Trump rafforza la potenza di fuoco dopo i colloqui in Oman
Il primo round di colloqui tra gli Stati Uniti e l’Iran si è tenuto il 6 febbraio a Muscat, in Oman. Ma il vertice, a cui hanno preso parte il ministro degli Esteri iraniano Abbas Araghchi e gli inviati Usa Steve Witkoff e Jared Kushner, non ha portato risultati di rilievo. Teheran, tramite Mohammad Eslami, capo dell’Organizzazione per l’Energia Atomica dell’Iran, ha messo sul tavolo la diluizione dell’uranio arricchito al 60 per cento, in cambio della revoca delle sanzioni Usa che stanno mettendo in ginocchio l’economia del Paese.
La USS Ford era ai Caraibi per l’operazione in Venezuela
La USS Ford e le sue navi di scorta erano state dispiegate nel Mar dei Caraibi mentre era in corso la campagna contro il Venezuela: proprio dal suo gruppo d’attacco si erano alzati in volo i caccia impegnati nell’operazione per la cattura di Nicolas Maduro. Secondo quanto riportato dal New York Times la USS Ford, che ha ricevuto l’ordine di salpare verso il Medio Oriente, non rientrerà negli Stati Uniti prima di aprile.
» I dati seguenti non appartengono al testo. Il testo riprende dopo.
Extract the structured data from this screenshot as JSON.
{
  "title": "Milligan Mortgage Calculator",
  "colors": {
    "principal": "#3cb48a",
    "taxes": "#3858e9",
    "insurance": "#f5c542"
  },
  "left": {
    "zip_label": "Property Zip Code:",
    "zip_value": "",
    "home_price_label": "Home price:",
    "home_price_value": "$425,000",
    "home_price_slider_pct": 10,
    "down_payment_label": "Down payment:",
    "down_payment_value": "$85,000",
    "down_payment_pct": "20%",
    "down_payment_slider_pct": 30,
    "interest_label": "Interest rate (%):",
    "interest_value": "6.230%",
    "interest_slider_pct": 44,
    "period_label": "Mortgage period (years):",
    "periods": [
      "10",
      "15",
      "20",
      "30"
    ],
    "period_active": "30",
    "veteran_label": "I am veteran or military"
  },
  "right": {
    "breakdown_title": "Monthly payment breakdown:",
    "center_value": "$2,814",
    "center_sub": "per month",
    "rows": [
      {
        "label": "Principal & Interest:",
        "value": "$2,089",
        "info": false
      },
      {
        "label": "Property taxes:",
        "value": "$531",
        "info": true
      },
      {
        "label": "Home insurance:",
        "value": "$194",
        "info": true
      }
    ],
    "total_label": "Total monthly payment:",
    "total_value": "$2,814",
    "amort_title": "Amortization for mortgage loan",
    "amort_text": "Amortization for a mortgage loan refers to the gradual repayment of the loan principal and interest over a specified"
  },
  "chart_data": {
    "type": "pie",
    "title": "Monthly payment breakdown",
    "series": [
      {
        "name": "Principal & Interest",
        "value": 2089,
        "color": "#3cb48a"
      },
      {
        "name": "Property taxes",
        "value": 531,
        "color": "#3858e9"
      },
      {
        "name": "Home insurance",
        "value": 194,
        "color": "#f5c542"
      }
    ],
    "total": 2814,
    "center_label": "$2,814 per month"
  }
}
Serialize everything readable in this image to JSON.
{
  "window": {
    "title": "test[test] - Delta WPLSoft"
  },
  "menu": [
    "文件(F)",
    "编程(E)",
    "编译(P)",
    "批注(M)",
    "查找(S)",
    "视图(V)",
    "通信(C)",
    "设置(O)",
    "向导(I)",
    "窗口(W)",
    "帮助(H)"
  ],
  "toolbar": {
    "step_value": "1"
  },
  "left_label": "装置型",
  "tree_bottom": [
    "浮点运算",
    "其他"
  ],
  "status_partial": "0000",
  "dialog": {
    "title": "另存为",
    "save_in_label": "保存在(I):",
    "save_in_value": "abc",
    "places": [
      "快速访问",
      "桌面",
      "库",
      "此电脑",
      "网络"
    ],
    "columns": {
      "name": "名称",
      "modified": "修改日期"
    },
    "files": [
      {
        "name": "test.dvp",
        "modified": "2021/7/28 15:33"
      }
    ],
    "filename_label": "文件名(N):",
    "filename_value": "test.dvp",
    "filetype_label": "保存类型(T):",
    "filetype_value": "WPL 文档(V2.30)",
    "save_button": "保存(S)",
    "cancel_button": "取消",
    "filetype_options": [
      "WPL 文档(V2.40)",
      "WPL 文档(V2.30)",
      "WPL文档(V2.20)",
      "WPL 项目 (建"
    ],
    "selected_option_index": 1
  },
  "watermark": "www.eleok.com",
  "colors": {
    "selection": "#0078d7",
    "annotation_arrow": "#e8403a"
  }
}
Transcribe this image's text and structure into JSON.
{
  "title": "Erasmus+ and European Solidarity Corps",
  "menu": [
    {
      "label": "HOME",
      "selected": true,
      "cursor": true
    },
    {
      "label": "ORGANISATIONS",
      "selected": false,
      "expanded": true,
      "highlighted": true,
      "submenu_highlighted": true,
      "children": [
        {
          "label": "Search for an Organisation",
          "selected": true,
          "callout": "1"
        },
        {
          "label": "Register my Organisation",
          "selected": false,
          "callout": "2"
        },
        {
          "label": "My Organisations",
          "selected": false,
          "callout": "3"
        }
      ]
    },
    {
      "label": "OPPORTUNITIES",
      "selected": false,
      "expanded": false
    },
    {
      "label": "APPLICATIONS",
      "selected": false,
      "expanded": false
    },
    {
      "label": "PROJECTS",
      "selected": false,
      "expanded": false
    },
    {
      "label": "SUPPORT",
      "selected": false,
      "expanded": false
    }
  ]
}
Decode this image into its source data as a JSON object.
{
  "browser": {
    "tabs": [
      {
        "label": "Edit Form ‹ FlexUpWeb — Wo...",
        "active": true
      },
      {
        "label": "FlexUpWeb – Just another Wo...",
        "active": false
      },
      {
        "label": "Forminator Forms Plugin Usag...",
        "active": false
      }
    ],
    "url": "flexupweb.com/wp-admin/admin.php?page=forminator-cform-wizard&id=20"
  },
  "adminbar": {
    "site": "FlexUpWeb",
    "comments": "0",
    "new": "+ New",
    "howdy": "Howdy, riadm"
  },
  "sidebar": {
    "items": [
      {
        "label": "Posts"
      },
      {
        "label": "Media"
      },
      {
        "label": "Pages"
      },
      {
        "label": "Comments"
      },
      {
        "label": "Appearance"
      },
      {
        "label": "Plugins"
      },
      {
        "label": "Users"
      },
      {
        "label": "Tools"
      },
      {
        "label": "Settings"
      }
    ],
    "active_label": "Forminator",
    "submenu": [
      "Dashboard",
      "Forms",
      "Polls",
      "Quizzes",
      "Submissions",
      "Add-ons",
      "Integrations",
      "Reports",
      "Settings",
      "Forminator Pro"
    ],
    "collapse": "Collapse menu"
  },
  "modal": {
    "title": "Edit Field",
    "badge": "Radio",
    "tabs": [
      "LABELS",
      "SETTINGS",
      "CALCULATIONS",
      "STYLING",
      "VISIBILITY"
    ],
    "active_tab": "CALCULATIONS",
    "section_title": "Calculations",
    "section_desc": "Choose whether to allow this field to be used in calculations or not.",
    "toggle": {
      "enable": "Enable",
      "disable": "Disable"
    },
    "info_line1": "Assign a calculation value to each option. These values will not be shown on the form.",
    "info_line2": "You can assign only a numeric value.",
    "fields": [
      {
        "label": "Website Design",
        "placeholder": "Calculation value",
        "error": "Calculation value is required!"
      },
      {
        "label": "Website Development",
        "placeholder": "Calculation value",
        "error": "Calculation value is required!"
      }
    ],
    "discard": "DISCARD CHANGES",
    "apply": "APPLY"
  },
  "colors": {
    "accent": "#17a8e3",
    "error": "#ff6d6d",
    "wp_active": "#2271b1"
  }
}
Rappresenta il vertice della tecnologia navale Usa
Lunga 337 metri, con oltre 100 mila tonnellate di dislocamento e una velocità massima di 30 nodi, la USS Ford può ospitare fino a 90 velivoli e rappresenta il vertice della tecnologia navale americana grazie ai suoi reattori nucleari più potenti e al sistema di lancio elettromagnetico, che consente di lanciare aerei più rapidamente, pesantemente armati e con più carburante, rispetto alle tradizionali catapulte. Trasporta inoltre un equipaggio di oltre 4 mila uomini, incluso il suo stormo di volo. Costruita a partire dal 2005 e varata nel 2013, la USS Gerald R. Ford nella Marina Usa ha sostituito la USS Enterprise, messa fuori servizio dopo 51 anni di attività.
L’altra mossa degli Stati Uniti: i kit Starlink introdotti in Iran
Sempre a proposito delle tensioni tra Usa e Iran, un funzionario statunitense ha detto al Wall Street Journal che Washington ha introdotto clandestinamente nella Repubblica Islamica circa 6 mila kit Internet satellitari Starlink, per consentire agli attivisti di rimanere online dopo la brutale repressione delle proteste da parte del regime.